Rust fn find_related_keys( &self, intent: &[f32], threshold: f32, ) -> Vec<(String, f32)> { self.embeddings.iter() .filter_map(|entry| { let sim = dot_product(intent, entry.value()); if sim >= threshold { Some((entry.key().clone(), sim)) } else { None } }) .collect() }

INVALIDATE EMBEDDING Command

RESP # Invalidate all keys semantically related to "pricing change" INVALIDATE EMBEDDING [0.13, -0.31, 0.54, ..., 0.10] CONFIDENCE 0.85 # → { "invalidated": 3, "keys": [ # {"key": "cart:user:42:total", "similarity": 0.94}, # {"key": "checkout:user:42:summary", "similarity": 0.91}, # {"key": "recommendation:user:42", "similarity": 0.87} # ] }

The CONFIDENCE parameter controls the similarity threshold. Higher values = fewer keys invalidated (more precise). Lower values = more keys invalidated (broader reach). If omitted, the engine uses semantic.default_threshold.

invalidate_by_intent

A higher-level function that accepts a text string, generates an embedding via the configured embedding model, and then performs the similarity search. This is a convenience wrapper for applications that do not pre-compute embeddings.

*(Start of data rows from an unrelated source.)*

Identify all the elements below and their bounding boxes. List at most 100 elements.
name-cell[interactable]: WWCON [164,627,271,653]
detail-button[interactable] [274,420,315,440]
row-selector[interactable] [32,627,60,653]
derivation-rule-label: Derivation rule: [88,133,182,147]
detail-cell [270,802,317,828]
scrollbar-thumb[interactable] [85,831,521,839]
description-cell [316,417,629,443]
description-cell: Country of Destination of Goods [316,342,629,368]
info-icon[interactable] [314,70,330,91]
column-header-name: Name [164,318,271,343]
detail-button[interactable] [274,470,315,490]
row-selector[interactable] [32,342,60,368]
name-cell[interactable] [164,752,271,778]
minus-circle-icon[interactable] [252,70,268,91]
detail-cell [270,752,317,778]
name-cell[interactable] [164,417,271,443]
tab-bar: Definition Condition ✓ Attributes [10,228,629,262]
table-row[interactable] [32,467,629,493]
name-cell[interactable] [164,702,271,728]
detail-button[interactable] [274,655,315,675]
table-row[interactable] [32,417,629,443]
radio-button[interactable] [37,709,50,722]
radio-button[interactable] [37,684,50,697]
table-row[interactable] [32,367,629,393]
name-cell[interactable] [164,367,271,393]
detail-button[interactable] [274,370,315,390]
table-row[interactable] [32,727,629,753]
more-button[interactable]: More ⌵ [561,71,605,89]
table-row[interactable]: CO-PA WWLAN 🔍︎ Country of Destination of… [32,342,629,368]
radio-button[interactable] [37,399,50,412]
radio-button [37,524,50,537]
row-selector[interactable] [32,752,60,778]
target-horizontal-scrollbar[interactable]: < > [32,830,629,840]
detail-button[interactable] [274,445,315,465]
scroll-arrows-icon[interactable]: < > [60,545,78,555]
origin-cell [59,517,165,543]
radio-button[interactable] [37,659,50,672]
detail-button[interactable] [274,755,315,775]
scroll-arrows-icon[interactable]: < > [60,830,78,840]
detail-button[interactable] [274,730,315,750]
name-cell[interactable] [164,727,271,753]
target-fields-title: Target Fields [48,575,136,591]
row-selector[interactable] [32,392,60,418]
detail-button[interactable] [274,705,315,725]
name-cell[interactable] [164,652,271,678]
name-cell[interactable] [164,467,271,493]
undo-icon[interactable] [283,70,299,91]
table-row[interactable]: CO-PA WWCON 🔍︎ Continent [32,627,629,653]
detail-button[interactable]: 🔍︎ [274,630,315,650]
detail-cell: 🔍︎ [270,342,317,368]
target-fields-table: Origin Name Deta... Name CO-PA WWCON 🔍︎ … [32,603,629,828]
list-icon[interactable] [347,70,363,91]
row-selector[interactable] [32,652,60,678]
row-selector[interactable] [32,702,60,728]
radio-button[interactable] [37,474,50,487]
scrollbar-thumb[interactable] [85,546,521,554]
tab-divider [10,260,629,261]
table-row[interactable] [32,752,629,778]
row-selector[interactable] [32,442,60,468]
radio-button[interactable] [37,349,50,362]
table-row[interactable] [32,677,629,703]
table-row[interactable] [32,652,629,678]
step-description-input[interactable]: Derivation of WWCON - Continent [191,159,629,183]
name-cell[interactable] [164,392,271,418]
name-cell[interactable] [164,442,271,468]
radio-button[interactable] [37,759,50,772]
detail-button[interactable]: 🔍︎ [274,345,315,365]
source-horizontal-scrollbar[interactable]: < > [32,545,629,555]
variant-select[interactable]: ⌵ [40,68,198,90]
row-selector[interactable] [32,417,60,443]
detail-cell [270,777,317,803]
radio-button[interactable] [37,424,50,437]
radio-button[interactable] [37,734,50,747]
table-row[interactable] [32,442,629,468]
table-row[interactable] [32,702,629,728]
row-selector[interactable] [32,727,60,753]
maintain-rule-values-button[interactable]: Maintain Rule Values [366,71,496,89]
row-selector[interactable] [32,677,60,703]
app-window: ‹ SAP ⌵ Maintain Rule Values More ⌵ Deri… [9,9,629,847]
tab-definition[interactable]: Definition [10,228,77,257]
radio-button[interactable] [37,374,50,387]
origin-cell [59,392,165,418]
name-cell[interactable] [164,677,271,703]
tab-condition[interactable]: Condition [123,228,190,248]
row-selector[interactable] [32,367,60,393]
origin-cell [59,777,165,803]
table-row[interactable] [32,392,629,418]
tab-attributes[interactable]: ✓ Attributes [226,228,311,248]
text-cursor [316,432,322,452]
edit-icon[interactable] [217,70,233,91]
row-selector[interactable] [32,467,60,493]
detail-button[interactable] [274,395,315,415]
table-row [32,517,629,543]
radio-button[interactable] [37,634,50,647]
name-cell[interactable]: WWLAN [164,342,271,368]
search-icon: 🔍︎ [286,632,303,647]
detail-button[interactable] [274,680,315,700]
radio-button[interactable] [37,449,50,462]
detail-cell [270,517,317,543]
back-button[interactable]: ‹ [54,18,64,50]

RESP # Text-based intent (requires embedding model configured) INVALIDATE INTENT "product pricing was updated" CONFIDENCE 0.80 # → { "invalidated": 5, "keys": [...] }
Embedding Model Required

The INVALIDATE INTENT command requires a configured embedding model endpoint (semantic.embedding_endpoint). The INVALIDATE EMBEDDING command works without a model — you provide the pre-computed vector directly.

Configuration

Parameter Default Description
semantic.enabled false Enable the semantic invalidation subsystem
semantic.dimensions 128 Embedding dimensionality. All embeddings must match this size.
semantic.default_threshold 0.85 Default cosine similarity threshold for invalidation (0.0–1.0)
semantic.max_embeddings 500000 Maximum number of key→embedding registrations
semantic.embedding_endpoint (none) HTTP URL for text→embedding conversion (required for INVALIDATE INTENT)

Performance & Memory

Metric Value
Single dot product (128-dim) ~50 ns
Full scan, 100K embeddings ~5 ms
Full scan, 500K embeddings ~25 ms
Memory per embedding (128-dim) 512 bytes (128 × 4 bytes) + key overhead
100K embeddings total memory ~60 MB
500K embeddings total memory ~300 MB

Semantic invalidation uses a linear scan over all embeddings. This is fast at 100K scale but grows linearly. For caches with more than 500K semantically-indexed keys, consider partitioning by prefix or using lower-dimensional embeddings (64-dim halves both memory and scan time).

Not Every Key Needs an Embedding

Semantic indexing is opt-in per key. Only register embeddings for keys that participate in cross-cutting invalidation patterns. Keys with predictable prefix-based relationships are better served by the Dependency Graph or standard prefix invalidation.